- From: <noah_mendelsohn@us.ibm.com>
- Date: Fri, 10 Jun 2005 13:18:24 -0400
- To: "Dare Obasanjo" <dareo@microsoft.com>
- Cc: "Dan Connolly" <connolly@w3.org>, www-tag@w3.org, "Paul Grosso" <pgrosso@arbortext.com>, adamb@google.com
I noticed one other interesting tidbit about the Google sitemaps format. At [1] it says: "Note: Your Sitemap files must use UTF-8 encoding." As we know, the XML Recommendation says that conforming XML processors "All XML processors MUST accept the UTF-8 and UTF-16 encodings of Unicode 3.1". [2] My reading is that restricting the encoding of a particular set of documents cannot strictly violate a constraint on the implementation of processors, but there's a point of view that such restrictions are not in the spirit of the XML Recommendation. That said, I think it may be that the XML Recommendation is the one that's inappropriately prescriptive here. Building processors that accept more than one encoding involves overhead at least in code, and often in efficiency.

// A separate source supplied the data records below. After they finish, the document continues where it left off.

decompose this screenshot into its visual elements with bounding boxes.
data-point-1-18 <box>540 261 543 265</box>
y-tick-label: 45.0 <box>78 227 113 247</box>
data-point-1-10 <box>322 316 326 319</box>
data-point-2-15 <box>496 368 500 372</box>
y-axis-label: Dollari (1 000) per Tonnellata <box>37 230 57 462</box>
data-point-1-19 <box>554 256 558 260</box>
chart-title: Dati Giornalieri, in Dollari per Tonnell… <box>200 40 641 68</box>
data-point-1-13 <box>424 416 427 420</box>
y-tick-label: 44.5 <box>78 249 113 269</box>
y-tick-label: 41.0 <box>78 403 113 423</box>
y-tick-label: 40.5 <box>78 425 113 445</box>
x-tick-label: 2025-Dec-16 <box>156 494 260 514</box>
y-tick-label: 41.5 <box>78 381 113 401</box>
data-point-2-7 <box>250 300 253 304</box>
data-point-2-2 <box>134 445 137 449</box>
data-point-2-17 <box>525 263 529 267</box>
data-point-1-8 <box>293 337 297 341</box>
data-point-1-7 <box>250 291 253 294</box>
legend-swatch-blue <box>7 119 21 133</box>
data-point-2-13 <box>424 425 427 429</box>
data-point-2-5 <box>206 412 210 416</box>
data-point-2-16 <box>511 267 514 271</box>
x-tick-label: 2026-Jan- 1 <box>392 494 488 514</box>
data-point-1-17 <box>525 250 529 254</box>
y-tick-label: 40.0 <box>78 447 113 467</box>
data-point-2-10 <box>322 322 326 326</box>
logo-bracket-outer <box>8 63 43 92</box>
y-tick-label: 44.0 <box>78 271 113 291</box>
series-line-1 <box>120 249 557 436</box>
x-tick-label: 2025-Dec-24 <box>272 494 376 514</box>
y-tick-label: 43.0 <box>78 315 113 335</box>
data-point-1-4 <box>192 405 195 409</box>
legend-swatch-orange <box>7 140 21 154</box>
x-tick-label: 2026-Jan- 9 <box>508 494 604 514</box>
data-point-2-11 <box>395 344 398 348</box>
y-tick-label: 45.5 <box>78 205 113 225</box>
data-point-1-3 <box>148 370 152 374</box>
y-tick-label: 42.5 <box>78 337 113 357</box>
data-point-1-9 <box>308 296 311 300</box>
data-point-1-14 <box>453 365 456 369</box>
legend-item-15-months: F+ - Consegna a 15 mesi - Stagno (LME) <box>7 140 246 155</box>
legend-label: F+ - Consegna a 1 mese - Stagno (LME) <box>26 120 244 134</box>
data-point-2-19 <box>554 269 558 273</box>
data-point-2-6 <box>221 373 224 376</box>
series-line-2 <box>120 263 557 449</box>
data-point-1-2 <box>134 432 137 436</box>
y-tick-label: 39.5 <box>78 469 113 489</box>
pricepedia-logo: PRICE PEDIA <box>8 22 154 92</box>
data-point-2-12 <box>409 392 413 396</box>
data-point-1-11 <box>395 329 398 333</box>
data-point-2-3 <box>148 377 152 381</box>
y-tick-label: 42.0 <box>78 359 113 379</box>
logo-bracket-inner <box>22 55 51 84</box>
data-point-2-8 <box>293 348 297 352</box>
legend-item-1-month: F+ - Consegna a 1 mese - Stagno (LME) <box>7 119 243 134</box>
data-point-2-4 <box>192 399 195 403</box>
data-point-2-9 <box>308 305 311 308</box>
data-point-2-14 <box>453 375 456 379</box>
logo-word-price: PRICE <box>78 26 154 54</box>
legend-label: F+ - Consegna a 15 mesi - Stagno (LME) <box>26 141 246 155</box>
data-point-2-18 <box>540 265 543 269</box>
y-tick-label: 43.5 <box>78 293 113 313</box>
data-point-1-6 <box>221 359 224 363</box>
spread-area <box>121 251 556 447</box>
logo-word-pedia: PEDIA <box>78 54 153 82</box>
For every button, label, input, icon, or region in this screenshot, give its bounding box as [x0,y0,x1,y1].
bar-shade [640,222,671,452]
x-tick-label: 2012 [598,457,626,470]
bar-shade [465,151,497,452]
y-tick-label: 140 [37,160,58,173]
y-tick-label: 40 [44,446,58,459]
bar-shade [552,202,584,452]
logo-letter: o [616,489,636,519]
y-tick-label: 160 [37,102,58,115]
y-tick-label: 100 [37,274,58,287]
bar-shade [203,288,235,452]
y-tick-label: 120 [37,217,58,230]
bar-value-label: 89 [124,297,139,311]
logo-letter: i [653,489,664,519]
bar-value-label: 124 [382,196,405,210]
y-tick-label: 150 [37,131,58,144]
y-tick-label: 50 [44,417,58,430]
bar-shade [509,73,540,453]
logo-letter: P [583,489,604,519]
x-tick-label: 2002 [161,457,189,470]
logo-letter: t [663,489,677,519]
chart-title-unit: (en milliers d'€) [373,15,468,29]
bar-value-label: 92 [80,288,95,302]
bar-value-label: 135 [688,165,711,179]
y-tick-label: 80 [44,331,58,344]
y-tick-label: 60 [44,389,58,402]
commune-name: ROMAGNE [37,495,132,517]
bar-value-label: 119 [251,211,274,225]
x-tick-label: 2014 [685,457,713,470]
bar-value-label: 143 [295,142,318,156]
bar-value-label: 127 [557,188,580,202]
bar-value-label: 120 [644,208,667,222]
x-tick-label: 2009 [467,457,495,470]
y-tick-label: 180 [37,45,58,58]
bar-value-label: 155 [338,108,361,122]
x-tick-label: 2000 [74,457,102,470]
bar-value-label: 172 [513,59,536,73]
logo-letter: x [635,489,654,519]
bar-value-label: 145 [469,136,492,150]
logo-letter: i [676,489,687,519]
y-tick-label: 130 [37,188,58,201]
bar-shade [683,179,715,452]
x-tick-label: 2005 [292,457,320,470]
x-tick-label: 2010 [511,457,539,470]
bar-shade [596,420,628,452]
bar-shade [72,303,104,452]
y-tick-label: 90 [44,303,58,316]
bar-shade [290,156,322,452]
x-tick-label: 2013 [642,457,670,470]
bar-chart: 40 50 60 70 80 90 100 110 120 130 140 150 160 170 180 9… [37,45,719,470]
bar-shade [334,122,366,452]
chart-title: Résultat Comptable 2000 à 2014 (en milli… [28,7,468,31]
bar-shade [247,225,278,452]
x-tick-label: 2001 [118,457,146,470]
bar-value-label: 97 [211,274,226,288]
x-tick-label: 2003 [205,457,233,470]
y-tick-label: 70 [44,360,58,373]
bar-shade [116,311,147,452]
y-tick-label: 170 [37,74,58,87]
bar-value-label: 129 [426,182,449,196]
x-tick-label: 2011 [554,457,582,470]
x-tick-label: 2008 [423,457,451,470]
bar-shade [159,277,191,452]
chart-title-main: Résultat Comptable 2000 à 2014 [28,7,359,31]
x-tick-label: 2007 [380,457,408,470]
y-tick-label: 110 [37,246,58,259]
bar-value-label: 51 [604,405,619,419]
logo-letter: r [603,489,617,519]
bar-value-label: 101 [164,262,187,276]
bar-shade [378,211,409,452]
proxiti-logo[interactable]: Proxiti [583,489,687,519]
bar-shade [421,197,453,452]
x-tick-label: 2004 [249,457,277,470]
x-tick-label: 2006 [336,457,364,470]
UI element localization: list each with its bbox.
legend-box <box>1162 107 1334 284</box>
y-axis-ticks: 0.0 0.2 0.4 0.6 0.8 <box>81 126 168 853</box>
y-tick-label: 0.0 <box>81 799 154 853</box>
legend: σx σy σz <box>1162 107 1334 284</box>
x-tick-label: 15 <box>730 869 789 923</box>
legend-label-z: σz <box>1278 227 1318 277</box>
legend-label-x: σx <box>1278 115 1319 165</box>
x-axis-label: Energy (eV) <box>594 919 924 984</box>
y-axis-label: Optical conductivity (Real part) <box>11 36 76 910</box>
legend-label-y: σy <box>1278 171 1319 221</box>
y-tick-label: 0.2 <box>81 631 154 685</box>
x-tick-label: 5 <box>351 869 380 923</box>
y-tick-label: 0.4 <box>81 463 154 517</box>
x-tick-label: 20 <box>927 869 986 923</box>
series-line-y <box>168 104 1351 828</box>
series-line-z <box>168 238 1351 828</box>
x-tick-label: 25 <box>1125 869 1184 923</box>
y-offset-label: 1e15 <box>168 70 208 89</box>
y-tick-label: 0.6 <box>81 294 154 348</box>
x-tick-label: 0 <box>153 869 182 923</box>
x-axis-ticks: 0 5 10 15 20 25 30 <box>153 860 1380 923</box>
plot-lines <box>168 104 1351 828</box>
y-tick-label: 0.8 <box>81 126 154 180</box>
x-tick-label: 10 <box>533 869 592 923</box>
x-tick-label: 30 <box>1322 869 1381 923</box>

For example, there are optimizations you can do in handling strings when you know what the encoding will be. Besides, larger code can in and of itself reduce efficiency. I don't think the Google folks are the only ones who've concluded that they prefer UTF-8 only. Exactly for these sorts of reasons, I've never been completely comfortable with the XML Recommendation mixing what I take to be a specification for the legal forms of XML documents with the conformance rules for processors. I'm not proposing to separate those two aspects of the Recommendation at this late date, but I do wonder whether it would be reasonable in future versions of XML to change the rule to something along the lines of "All general purpose XML processors MUST accept UTF-8 and should accept UTF-16." That embodies two changes: by referring to "general purpose" it implies that there may be non-general purpose processors written to accept constrained forms of XML (as there surely are whether the Recommendation admits it or not), and it suggests UTF-8 as the lingua franca. Anyway, I think it's interesting that users of XML are voting with their feet and imposing requirements for UTF-8 only XML. Something to watch. Noah [1] https://www.google.com/webmasters/sitemaps/docs/en/protocol.html#sitemapXMLExample [2] http://www.w3.org/TR/REC-xml/#charsets -------------------------------------- Noah Mendelsohn IBM Corporation One Rogers Street Cambridge, MA 02142 1-617-693-4036 --------------------------------------
Received on Friday, 10 June 2005 17:18:43 UTC